A mon avis, il y a une voie à exploiter pour les défenseurs des animaux, il suffit de bien mettre en relation les preuves de la maltraitance sur un animal captif et les dispositions de l’article L 521-1 du Code pénal.
Cela permettrait au moins, dans un premier temps, que les animaux d’élevage soient traités plus décemment. Après, on ne sait jamais avec l’évolution des mœurs (à laquelle participe la jurisprudence…), on considèrera peut être un jour que tuer un animal pour le manger alors que ceci n’est pas nécessaire, est un acte de cruauté au sens du Code pénal. Autant vous dire que ce n’est pas pour tout de suite, mais je ne désespère pas de voir ça avant de mourir ! (et comme je suis végétarienne, je vais mourir jeune avec plein de carences blablabla ;) )

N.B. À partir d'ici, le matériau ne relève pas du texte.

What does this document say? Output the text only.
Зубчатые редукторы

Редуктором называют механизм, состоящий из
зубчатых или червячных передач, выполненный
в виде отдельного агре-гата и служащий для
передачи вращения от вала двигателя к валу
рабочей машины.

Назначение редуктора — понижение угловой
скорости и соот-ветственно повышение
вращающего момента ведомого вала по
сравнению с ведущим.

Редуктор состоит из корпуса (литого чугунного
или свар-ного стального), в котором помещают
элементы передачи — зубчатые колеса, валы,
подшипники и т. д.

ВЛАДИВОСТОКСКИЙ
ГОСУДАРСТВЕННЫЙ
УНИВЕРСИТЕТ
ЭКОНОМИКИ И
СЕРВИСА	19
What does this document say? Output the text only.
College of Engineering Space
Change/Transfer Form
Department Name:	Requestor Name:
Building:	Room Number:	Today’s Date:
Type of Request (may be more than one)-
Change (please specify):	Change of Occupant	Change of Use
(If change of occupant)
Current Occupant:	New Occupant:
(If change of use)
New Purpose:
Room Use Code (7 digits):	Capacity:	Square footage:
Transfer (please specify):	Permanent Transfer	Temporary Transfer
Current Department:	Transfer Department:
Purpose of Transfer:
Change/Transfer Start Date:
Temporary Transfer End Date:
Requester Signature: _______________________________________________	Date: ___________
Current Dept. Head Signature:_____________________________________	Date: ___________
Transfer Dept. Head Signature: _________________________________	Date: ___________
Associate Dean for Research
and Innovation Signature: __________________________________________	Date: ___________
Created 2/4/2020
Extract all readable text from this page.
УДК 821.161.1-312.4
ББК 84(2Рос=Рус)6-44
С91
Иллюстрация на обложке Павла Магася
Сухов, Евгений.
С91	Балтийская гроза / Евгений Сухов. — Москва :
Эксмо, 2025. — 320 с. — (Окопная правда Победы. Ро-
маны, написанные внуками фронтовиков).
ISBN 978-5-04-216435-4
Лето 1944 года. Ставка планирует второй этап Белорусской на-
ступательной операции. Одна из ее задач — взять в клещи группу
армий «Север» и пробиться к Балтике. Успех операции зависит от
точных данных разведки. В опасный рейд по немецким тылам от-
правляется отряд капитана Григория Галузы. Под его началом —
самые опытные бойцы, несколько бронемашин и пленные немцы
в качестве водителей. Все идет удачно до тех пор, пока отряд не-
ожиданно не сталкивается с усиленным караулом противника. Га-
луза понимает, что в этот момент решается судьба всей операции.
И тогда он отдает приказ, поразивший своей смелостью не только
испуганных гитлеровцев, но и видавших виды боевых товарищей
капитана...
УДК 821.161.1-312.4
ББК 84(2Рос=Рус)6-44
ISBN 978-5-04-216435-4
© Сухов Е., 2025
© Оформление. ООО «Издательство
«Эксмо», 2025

Pour tout cela, il faut un bon avocat.
Mise à part l’analyse juridique, je trouve que la comparaison entre les textes du Code civil et ceux du Code pénal illustrent bien la schizophrénie dont l’humain fait preuve à l’égard de l’animal : si l’animal est un simple « bien », pourquoi punir la cruauté à son encontre ? On ne peut pas être cruel envers une chaise, un stylo, un vêtement…
Je vous propose de donner votre définition de la cruauté, cela peut être utile pour une éventuelle action en justice.